His name’s been kicked around for Education and for Health and Human Services, the latter of which will be an especially important, immensely difficult technocratic job if the GOP follows through on repealing ObamaCare and replacing it with a new system. You’ll need a bureaucrat who knows what he’s doing to help disentangle the insurance industry from one regime and to introduce it to another. Carson’s qualification for the job is that, well, he’s a doctor.
According to Armstrong Williams, his right-hand man, he’s uninterested in it for precisely that reason, because he’s wise enough to know that he’s not qualified to manage a federal agency. Good for him, but … didn’t he compete for a job last year that would have put him in charge of all executive agencies? Was that really just a book tour for him after all?
Retired neurosurgeon Ben Carson has told President-elect Donald Trump that he isn’t interested in serving as secretary of Health and Human Services, a Carson ally confirmed to The Hill on Tuesday…
“Dr. Carson was never offered a specific position, but everything was open to him,” Williams told The Hill in a phone call.
“Dr. Carson feels he has no government experience, he’s never run a federal agency. The last thing he would want to do was take a position that could cripple the presidency.”…
Williams said Carson would only advise the president-elect unofficially.
Newt Gingrich also seems likely to pass on a cabinet position, although not for the same reasons as Carson. Imagine Newt declaring himself unfit to run anything. He told Megyn Kelly last night that he wants to be for Trump what Harry Hopkins was for FDR, a sort of technocrat-in-chief: “I want to be the general planner, looking out over the next eight years and trying to design how we fundamentally reshape the federal government.” A smaller, more streamlined government sounds like a good thing in the abstract, but in theory it could end up giving the presidency unusually direct control over the various arms of government. How comfortable you feel about that depends on how comfortable you feel with Trump, and whether you think the ongoing purge of his transition team in favor of top-down control is more likely to produce better or worse cabinet picks. Getting rid of red tape is all to the good. A more nimble presidency in an age when the public supports ever greater presidential power might be not so good. We’ll see.

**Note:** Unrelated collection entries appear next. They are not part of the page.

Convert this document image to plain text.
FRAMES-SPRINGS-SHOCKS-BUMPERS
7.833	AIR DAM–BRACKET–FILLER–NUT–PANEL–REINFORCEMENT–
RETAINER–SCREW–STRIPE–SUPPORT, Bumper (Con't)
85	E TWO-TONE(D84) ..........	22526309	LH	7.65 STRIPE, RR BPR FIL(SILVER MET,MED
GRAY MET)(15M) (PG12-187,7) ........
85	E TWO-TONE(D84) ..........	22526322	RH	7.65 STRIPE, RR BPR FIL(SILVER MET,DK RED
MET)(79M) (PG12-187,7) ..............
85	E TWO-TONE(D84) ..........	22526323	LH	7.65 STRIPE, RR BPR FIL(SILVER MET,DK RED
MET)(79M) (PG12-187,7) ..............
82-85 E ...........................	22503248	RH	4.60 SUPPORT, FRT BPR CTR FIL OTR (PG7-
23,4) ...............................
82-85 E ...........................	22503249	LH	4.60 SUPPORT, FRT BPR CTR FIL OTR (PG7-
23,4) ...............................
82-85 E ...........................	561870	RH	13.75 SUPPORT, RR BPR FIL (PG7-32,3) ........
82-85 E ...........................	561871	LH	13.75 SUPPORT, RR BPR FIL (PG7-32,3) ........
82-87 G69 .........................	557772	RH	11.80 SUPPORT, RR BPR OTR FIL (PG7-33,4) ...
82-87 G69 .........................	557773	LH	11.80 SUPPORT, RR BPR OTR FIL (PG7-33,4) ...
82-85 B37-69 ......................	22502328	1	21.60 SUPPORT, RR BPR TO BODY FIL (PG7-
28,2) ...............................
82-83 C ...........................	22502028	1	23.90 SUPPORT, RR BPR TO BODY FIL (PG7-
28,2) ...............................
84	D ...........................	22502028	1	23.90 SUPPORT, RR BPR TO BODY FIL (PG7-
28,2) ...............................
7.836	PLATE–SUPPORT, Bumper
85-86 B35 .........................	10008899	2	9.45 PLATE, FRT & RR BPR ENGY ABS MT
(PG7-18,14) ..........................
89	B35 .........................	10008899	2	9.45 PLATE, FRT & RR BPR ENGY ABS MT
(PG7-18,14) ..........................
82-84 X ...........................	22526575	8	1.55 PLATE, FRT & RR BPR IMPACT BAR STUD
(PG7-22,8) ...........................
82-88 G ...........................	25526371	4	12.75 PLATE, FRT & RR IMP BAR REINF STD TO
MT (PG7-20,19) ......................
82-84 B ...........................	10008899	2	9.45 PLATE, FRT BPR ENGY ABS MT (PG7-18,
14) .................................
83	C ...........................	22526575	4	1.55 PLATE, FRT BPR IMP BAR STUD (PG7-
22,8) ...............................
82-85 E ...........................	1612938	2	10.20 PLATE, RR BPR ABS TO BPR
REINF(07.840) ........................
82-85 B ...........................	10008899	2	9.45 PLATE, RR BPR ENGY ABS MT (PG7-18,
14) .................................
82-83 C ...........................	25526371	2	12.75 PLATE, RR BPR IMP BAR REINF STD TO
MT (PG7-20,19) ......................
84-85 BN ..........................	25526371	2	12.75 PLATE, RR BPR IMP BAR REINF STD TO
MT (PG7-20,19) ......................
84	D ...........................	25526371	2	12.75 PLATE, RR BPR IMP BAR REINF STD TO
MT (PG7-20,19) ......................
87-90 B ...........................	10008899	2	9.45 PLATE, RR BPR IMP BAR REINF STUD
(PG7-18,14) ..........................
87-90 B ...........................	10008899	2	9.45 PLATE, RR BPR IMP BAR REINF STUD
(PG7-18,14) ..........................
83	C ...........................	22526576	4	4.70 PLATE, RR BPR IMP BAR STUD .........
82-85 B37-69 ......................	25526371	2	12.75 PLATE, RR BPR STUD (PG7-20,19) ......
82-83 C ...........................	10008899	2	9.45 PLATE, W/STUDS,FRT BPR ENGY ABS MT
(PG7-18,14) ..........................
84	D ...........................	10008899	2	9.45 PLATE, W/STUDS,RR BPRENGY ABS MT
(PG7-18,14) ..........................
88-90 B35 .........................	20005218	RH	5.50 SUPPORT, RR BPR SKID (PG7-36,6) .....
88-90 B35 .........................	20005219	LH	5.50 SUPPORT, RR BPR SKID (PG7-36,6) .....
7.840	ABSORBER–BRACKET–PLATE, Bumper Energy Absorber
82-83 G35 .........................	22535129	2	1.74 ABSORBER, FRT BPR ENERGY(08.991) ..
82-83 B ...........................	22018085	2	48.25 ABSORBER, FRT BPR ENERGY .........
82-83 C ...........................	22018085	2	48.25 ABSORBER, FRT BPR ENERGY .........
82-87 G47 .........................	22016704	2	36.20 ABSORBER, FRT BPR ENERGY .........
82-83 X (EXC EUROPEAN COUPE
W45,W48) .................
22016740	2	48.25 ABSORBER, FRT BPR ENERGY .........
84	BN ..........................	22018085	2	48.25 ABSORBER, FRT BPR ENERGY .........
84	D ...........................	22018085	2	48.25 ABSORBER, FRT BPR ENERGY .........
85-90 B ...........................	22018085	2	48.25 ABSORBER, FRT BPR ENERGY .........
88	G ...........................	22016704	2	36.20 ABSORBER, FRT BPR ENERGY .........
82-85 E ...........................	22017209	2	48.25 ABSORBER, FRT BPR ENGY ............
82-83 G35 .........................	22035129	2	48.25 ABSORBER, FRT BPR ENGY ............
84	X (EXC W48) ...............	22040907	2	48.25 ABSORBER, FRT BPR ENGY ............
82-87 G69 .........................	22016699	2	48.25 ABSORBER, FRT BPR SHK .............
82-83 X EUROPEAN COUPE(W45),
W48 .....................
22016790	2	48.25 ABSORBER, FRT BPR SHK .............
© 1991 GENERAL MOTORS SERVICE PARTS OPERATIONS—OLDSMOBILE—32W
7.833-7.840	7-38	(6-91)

By the way, a name being mentioned for Secretary of Education in lieu of Carson is Michelle Rhee, who went to war with the teachers’ union in Washington D.C. when she was chancellor of public schools there in the last decade. She fired bad teachers and proposed financial incentives for good performance in exchange for an end to tenure — exactly the sort of reforms conservatives have championed for decades to reduce union influence over public education. Student performance increased during her tenure. But the left despised her and Washington is as blue as cities get, so she ended up being pushed out. Given her notoriety for radical experimentation in D.C., bringing her back as U.S. Secretary of Education would be a bold pick by Trump, throwing down the gauntlet to the left in the fight over education. It might well end up being the single best cabinet pick he makes. I hope he follows through. Few appointees would represent draining the swamp like Rhee would.
One other note on appointments: Corey Lewandowski is going to end up somewhere in the Trump White House, but we can probably start a pool now on how long he’ll last. Reince Priebus and the GOP establishment wing of Trump’s administration aren’t big fans; neither, reportedly, are Jared Kushner and Ivanka Trump, the two most influential members of Trump’s inner circle. Corey has a rap after his clashes this past summer with Paul Manafort for not working well with others, especially when they threaten his turf, and he’ll have to answer to Priebus, Kushner, and Steve Bannon as a WH deputy. Hard to see how it works out, but he’s a loyalist so Trump’s going to give him a chance.